Il target delle vittime é ben defnito: stranieri, europei e sotto i 30 anni. Non fa differenza se uomini o donne.

Una delle spiagge di Koh Tao

Una delle spiagge di Koh Tao
© lkpro/123RF

L'isola é conosciuta anche per esser stata uno dei set cinematografici del film The Beach, con Leonardo di Caprio; ed é tappa obbligata per tutti gli amanti delle immersioni.

Questa triste vicenda é cominciata nel settembre 2014, con l'omicidio di una giovane coppia britannica (Hannah Witheridge e David Miller) che stava passando la serata sulla spiaggia. Botte e violenza.
E la polizia locale che archivia il caso frettolosamente trovando due capri espiratorii a cui far pagare l'assoluta negligenza delle indagini.
Negli anni a seguire la storia si ripete: é la volta di Nick Pearson, ufficialmente "caduto dagli scogli "; Dimitri Povse, un ragazzo francese che "pare si sia suicidato"; Christina Annesley che "deve aver esagerato nel mischiare antibiotici ed alcool"? l'ultimo sulla lista, fino a poco tempo fa, era Luke Miller, anche lui" annegato" durante un bagno in piscina.
Oggi il mondo si interroga su quanto sia realmente accaduto alla giovane turista belga Elise Dallemagne, il cui corpo é stato ritrovato lo scorso aprile in un parco, divorato dai varani.

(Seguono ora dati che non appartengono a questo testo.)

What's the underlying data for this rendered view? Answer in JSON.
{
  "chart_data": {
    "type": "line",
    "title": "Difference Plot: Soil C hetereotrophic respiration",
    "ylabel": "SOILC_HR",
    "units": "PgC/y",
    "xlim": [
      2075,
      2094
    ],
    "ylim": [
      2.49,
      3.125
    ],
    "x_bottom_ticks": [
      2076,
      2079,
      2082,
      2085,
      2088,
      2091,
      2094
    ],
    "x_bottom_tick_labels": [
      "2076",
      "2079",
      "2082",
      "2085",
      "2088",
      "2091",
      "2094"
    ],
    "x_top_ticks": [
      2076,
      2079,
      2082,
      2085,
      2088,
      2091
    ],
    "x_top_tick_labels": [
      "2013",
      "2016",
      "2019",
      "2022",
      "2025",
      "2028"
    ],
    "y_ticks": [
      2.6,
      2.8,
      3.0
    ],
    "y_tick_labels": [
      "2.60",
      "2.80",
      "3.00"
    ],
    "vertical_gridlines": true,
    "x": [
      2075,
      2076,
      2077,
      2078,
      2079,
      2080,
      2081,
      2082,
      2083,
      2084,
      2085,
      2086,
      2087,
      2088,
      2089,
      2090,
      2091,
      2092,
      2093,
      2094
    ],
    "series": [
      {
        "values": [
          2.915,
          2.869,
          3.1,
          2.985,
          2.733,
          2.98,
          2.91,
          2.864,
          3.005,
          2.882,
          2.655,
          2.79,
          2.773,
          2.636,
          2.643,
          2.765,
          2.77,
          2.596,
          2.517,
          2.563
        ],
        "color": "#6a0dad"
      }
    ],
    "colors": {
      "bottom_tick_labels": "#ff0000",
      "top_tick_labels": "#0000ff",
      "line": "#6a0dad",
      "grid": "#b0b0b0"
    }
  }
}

Anche in questo caso per la polizia locale si é trattato di un suicidio.
Questa spiegazione, chiaramente, non ha convinto la famiglia della vittima che ha fatto di tutto perché la morte della giovane finisse all'attenzione della stampa internazionale e si smuovessero le indagini.

Ma le autorità tailandesi sembrano poco incline a voler riaprire il caso, in quanto tutto questo parlare di omicidi rovina la reputazione dell' isola e dell'intera Thailandia; tanto da aver rilasciato alla stampa una foto presa da delle telecamere di sicurezza, dove si dovrebbe vedere chiaramente l'immagine di Elise che passeggia nel parco dove poi si sarebbe suicidata.
Peccato che la madre della giovane sostiene che la donna in questione non possa essere la figlia, in quanto troppo robusta.
A complicare ancor di più la vicenda, arriva la testimonianza di un uomo che dice di aver visto Elise scappare da un albergo, a causa di un incendio. Viene il dubbio che la giovane turista belga non si sentisse al sicuro visto che, stando a quanto dichiarato dal testimone, aveva fornito un' identità falsa per la registrazione.
Quello che é certo é che la sua morte si va ad aggiungere alla lista dei falsi incidenti/suicidi, stilati dalla polizia di Kho Tao, e non ci stupirebbe la notizia che anche il corpo di Valentina Novozhyonov, sparita da mesi, su un isola di 21 km ², prima o poi venisse ritrovato.
L'altra faccia del paradiso.

Un video di Anonymus dove si parla di quanto sta avvenendo in Thailandia

Anche Anonymus si sta occupando di quanto accade in Tailandia, sopratutto dopo l'esecuzione dei due presunti colpevoli per l'omicio della giovane coppia britannica del 2014. Il loro é infatti l'unico omicidio accertato, secondo le autorità locali. Per tutti gli altri ragazzi morti si parla di suicidio.